Nostalgia for claustrophobia? That’s not something I could’ve ever predicted for myself, and yet it rings true. From sensory overload to social deprivation in the course of a year is something that still hurts my brain to think about for too long. I’d bring this new knowledge of myself. Perhaps when this is all over I will no longer be the shy girl I paint myself out to be on our old social canvases. I’ll seek out touch and talk from strangers.
I would seal this box up with the same packing tape I sealed every other worn-down box from my life, hitch into some imaginary moving van, and pray the breakables come home to me without too much damage.
I put my phone down this morning.
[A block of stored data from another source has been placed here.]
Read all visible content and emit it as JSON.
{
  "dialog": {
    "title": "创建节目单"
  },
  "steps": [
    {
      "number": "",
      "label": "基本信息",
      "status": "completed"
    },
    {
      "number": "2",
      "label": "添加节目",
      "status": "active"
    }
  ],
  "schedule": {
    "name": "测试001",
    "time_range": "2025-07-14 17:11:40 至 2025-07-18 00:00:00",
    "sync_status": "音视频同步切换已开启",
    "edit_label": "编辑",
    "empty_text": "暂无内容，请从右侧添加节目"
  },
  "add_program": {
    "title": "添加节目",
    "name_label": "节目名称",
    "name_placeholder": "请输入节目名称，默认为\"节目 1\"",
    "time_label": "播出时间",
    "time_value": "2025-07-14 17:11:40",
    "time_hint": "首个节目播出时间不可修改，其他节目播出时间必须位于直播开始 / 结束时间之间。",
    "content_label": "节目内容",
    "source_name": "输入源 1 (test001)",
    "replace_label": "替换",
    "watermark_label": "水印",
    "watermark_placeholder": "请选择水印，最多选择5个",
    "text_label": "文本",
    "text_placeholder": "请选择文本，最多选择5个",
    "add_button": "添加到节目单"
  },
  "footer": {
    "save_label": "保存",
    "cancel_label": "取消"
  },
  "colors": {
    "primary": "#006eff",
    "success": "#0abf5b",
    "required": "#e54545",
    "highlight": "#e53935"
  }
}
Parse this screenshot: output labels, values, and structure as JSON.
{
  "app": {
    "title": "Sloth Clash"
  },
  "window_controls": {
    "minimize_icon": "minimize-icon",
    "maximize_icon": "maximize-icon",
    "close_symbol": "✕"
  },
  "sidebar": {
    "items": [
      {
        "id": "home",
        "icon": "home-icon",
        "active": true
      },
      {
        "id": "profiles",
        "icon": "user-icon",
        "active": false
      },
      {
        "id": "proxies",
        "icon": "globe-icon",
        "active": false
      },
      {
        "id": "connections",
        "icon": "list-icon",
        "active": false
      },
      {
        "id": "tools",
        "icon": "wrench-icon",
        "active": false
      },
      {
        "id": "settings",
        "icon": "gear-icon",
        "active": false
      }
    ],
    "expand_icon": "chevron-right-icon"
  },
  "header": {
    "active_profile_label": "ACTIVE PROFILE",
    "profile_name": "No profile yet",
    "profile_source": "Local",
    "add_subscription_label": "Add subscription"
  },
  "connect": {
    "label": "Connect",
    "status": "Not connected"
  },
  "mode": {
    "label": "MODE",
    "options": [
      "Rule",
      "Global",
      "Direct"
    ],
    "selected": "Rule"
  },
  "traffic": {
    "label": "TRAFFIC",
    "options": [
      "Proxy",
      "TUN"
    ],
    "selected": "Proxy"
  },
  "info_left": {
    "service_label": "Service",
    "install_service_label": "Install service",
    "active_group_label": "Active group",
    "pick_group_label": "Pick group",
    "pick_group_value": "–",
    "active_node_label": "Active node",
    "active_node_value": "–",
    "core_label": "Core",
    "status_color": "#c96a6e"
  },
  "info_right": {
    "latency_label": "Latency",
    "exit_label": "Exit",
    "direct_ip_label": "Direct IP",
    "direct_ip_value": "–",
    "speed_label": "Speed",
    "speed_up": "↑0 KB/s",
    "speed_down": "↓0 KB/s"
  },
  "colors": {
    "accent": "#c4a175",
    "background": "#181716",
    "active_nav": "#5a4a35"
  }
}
Twitter will still be there when I need her, feigning that endless chatter I crave. Right now, I try to sit back and appreciate the solicitude, my own personal slice of silence.
I dream a lot recently about standing back in those busy streets and just letting the populace envelop me. For once, this idea isn’t nightmarish, but comforting. I aspire to be a part of the crowds to come. It’s enough to keep me going.